Ben Foster and Woody Harrelson are bearers of bad tidings in this Oscar-nominated drama, an Iraq story that counts the cost of the conflict on the home front.
Putting a face on the “angels of death” whose grim duty it is to notify the loved ones of soldiers lost in action, Oren Moverman’s film is a hard-hitting watch that nonetheless mines a rich vein of dark humour from a job where there are few good days at the office.
For all its tragedy, The Messenger is essentially a buddy movie that sees Foster’s wounded war hero and Harrelson’s seasoned blowhard form an unlikely bond. “It could be worse,” says Woody’s Captain Stone after another painful house call. “It could be Christmas!”
Where he insists on things going by the book, though, Foster’s Staff Sergeant Montgomery opts for a more empathic approach, not least when he becomes romantically involved with a young widow (Samantha Morton) after informing her of her husband’s death.“Fuck procedure – they’re human beings!” yells Montgomery at one point.
But he and Stone are human too and can’t help but be affected by the grief they witness and inadvertently cause. Small wonder Montgomery seeks to silence his demons with head-banging rock, or that Woody’s recovering alkie falls off the wagon.

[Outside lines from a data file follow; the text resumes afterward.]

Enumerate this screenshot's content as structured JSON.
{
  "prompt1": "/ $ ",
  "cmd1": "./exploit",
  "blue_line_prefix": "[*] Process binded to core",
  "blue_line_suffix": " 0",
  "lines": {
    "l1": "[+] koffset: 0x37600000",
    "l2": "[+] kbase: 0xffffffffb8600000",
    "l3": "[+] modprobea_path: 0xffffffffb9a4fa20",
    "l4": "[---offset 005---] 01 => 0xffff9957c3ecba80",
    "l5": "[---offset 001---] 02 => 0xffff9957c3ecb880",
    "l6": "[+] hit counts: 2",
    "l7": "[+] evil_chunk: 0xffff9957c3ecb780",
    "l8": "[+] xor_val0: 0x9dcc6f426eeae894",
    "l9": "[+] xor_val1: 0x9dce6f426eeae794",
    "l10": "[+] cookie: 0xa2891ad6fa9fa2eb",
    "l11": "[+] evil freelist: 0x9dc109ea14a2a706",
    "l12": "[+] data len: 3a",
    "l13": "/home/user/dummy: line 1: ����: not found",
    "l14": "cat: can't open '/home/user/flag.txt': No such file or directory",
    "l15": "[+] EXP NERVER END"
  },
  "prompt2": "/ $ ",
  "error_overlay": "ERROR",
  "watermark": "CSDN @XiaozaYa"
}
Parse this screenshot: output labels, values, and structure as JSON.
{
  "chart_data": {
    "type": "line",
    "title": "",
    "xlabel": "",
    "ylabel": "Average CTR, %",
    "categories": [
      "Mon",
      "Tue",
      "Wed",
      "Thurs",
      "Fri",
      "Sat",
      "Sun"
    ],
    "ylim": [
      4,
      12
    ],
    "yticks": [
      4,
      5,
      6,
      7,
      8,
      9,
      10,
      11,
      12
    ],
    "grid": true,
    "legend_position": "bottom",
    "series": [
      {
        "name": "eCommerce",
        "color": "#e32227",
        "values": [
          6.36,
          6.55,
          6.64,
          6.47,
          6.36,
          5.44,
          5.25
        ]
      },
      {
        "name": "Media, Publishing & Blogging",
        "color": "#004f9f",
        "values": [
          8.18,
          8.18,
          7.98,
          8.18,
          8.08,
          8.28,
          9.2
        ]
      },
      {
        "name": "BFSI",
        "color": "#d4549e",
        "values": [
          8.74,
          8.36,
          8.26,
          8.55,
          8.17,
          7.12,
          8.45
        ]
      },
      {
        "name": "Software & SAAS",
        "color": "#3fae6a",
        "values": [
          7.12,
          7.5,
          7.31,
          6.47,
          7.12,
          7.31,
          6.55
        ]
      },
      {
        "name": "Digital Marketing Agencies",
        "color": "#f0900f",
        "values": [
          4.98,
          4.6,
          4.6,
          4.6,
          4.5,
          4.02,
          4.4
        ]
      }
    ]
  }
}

Moverman tackles the emotive material with restraint while drawing excellent performances from his well-matched leads.
If there’s an off-note here, it’s sounded by Steve Buscemi as a bereaved father who turns on Montgomery and Stone. Somehow, this doesn’t seem the place for ‘scene-stealing’.
It’s a tough job but someone’s got to do it in a moving look at one of the armed forces’ most harrowing details. Harrelson’s 2010 Oscar nod was well earned.